By the time I got to graduate school, my fear of public speaking had subdued. I had accepted the fact that fear was unnecessary (although fear of being judged was another thing of in itself). Somehow I had made the decision that everybody was terrified of public speaking and those who actually attempted speaking, I realized that I could be no worse than them. It might be a superiority complex, but I really believed that the worst thing that anybody could do was say nothing at all.

So when an opportunity popped up for me to host the ice cream eating contest at the ice cream festival, I jumped for it. Sure, it offered an opportunity to promote my book. But even though the spirit of the ice cream eating contest was bad taste and also conflicted with the mission of my book (my recommendation is to have GREAT ice cream in moderate amounts; to travel far and wide to experience those scoops where taste not volume prevails), I wanted to do it. I had admired George Shea from Nathan’s Hot Dog Eating Contest on Fourth of July for some time and that’s exactly what thought that I would do.

So I prepped. Writing lines. I studied announcers. I brainstormed quotes. And then when the time came when the food park owner handed me the microphone (after I did the “test test” check), I began. I couldn’t match George Shea on my first time as emcee. And yes, I bolted to my backup instead of giving color commentary. But once the competitive eating began, I found myself screaming and yelling. What is cheering and egging competitors if you can’t be heard. And the crazy thing is, people could barely see me over the tops of heads, I felt like it was awesome. Nobody staring at me. Just everybody hearing a shrill voice announcing the winners of the 2016 ice cream eating contest.

A rich inner life

July 13th, 2016

For most of my life, I always believed that everyone was like me. With the common saying “walk a mile in someone’s shoes”, so I would imagine myself in their shoes—whether it was too big or too small, i would imagine. I would see myself thinking, examining, imagining. Yes, I would suspend judgement, but sometimes I couldn’t understand how others don’t think the way I do.

They say that my personality is one that has a rich inner life. Yet what does that mean? That inside my head explosions of color, dreams, and life live? If that’s the case, does that mean that others don’t have rich inner lives? That their inner lives are devoid of color and brightness? That their inner lives are so empty? But it doesn’t matter, because they are already happy.

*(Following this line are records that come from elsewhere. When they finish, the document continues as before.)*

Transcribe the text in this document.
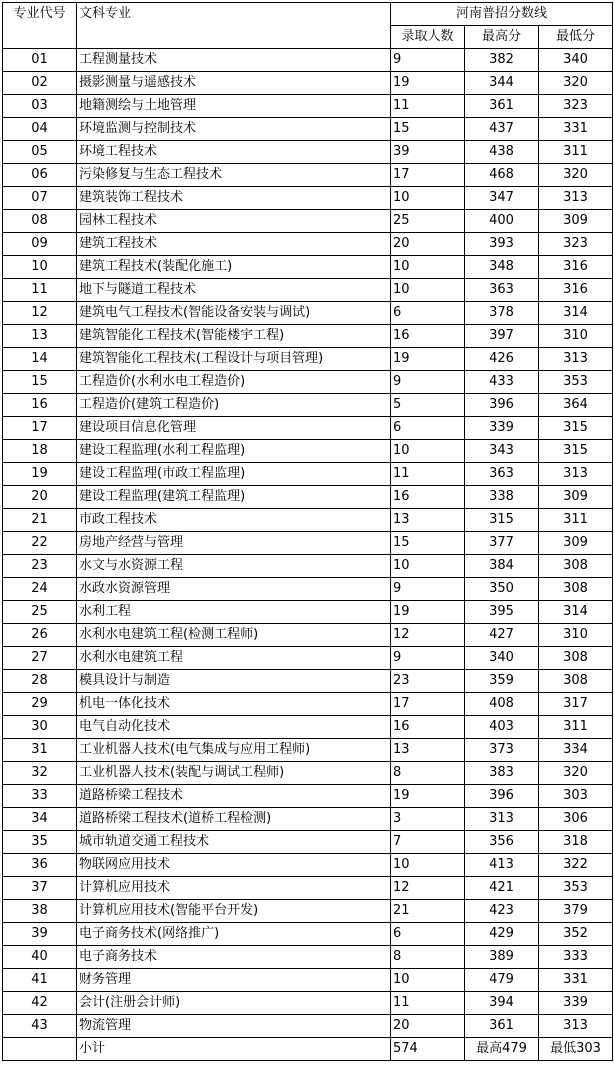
专业代号	文科专业	河南普招分数线		
		录取人数	最高分	最低分
01	工程测量技术	9	382	340
02	摄影测量与遥感技术	19	344	320
03	地籍测绘与土地管理	11	361	323
04	环境监测与控制技术	15	437	331
05	环境工程技术	39	438	311
06	污染修复与生态工程技术	17	468	320
07	建筑装饰工程技术	10	347	313
08	园林工程技术	25	400	309
09	建筑工程技术	20	393	323
10	建筑工程技术(装配化施工)	10	348	316
11	地下与隧道工程技术	10	363	316
12	建筑电气工程技术(智能设备安装与调试)	6	378	314
13	建筑智能化工程技术(智能楼宇工程)	16	397	310
14	建筑智能化工程技术(工程设计与项目管理)	19	426	313
15	工程造价(水利水电工程造价)	9	433	353
16	工程造价(建筑工程造价)	5	396	364
17	建设项目信息化管理	6	339	315
18	建设工程监理(水利工程监理)	10	343	315
19	建设工程监理(市政工程监理)	11	363	313
20	建设工程监理(建筑工程监理)	16	338	309
21	市政工程技术	13	315	311
22	房地产经营与管理	15	377	309
23	水文与水资源工程	10	384	308
24	水政水资源管理	9	350	308
25	水利工程	19	395	314
26	水利水电建筑工程(检测工程师)	12	427	310
27	水利水电建筑工程	9	340	308
28	模具设计与制造	23	359	308
29	机电一体化技术	17	408	317
30	电气自动化技术	16	403	311
31	工业机器人技术(电气集成与应用工程师)	13	373	334
32	工业机器人技术(装配与调试工程师)	8	383	320
33	道路桥梁工程技术	19	396	303
34	道路桥梁工程技术(道桥工程检测)	3	313	306
35	城市轨道交通工程技术	7	356	318
36	物联网应用技术	10	413	322
37	计算机应用技术	12	421	353
38	计算机应用技术(智能平台开发)	21	423	379
39	电子商务技术(网络推广)	6	429	352
40	电子商务技术	8	389	333
41	财务管理	10	479	331
42	会计(注册会计师)	11	394	339
43	物流管理	20	361	313
	小计	574	最高479	最低303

What I love doing is thinking playing with hypothetical situations or imagine the stories of other people. Some call it a thought exercise. But sit me down in an airport and this is what happens. I watch the couple walk toward the terminal and think that perhaps they are going on a vacation, but perhaps they weren’t quite happy about it, that one had to use up all their PTO and the other demanded that they needed to spend time together and viola, that’s how they are like on this trip. Or perhaps it’s the trio on the other side of the line. They are visiting family, but this time, the visit isn’t just a visit. It’s because the woman’s aunt who she knew as a child but started to drift as an adult has started a steep decline toward death. This is the game that I play in my head, poking my mind into all the possible unknowns.

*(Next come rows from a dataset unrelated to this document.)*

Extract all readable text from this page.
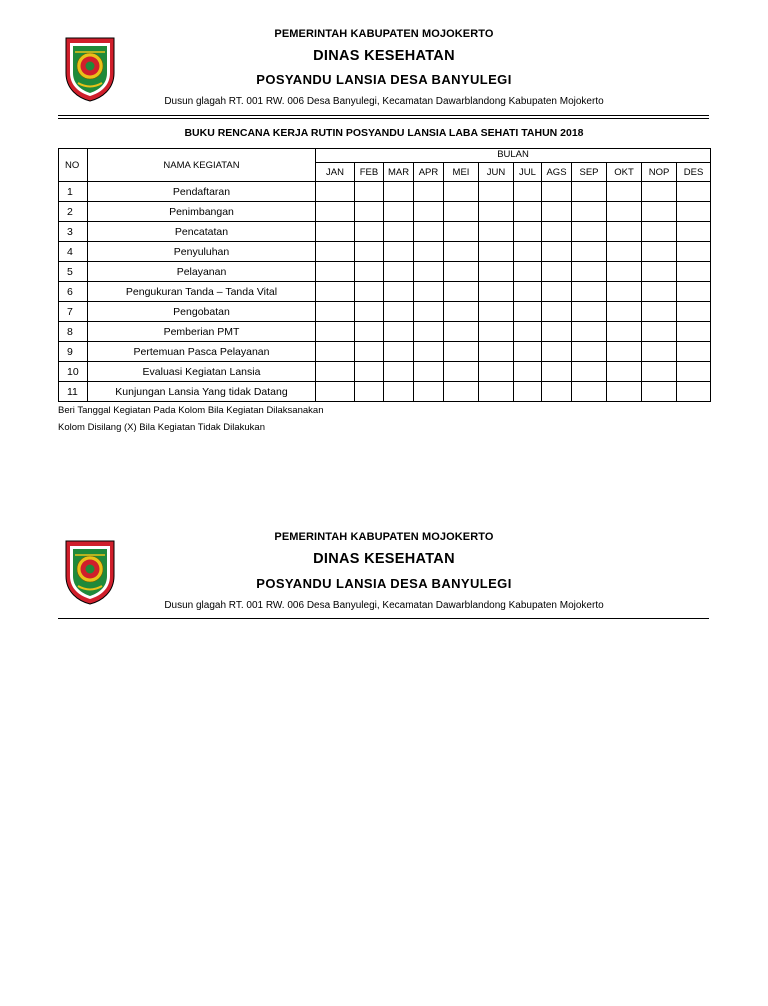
PEMERINTAH KABUPATEN MOJOKERTO
DINAS KESEHATAN
POSYANDU LANSIA DESA BANYULEGI
Dusun glagah RT. 001 RW. 006 Desa Banyulegi, Kecamatan Dawarblandong Kabupaten Mojokerto
BUKU RENCANA KERJA RUTIN POSYANDU LANSIA LABA SEHATI TAHUN 2018
NO	NAMA KEGIATAN	BULAN											
		JAN	FEB	MAR	APR	MEI	JUN	JUL	AGS	SEP	OKT	NOP	DES
1	Pendaftaran												
2	Penimbangan												
3	Pencatatan												
4	Penyuluhan												
5	Pelayanan												
6	Pengukuran Tanda – Tanda Vital												
7	Pengobatan												
8	Pemberian PMT												
9	Pertemuan Pasca Pelayanan												
10	Evaluasi Kegiatan Lansia												
11	Kunjungan Lansia Yang tidak Datang												
Beri Tanggal Kegiatan Pada Kolom Bila Kegiatan Dilaksanakan
Kolom Disilang (X) Bila Kegiatan Tidak Dilakukan
PEMERINTAH KABUPATEN MOJOKERTO
DINAS KESEHATAN
POSYANDU LANSIA DESA BANYULEGI
Dusun glagah RT. 001 RW. 006 Desa Banyulegi, Kecamatan Dawarblandong Kabupaten Mojokerto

Or the problems that rest on my shoulders. I examine them almost immediately. Because I must in order to reach some reasonable solution in the short term otherwise the anxiety would explode into panic and headaches. I think about why an event coordinator hasn’t gotten back to me. I think about how to exert responsibility as a tenant so that my landlord doesn’t come around knocking. I think about how to make use of all the fresh produce resting in my refrigerator. I think about the games I must play, the email that I must answer, the unfinished conversations on Facebook, my prejudices and biases that are getting in the way, and finally whether I can ever organize my room in a respectable fashion. I think about all of this as I sit at my desk running through a list that numbers in the hundreds. Sometimes just by thinking through all of this, a sense of relief moves through my body. It’s ok, I think, it’s ok.

I think differently. I always have. Occasionally, it bothers me. Especially when people start to admire it. But in the end, all I want is to be me and understood.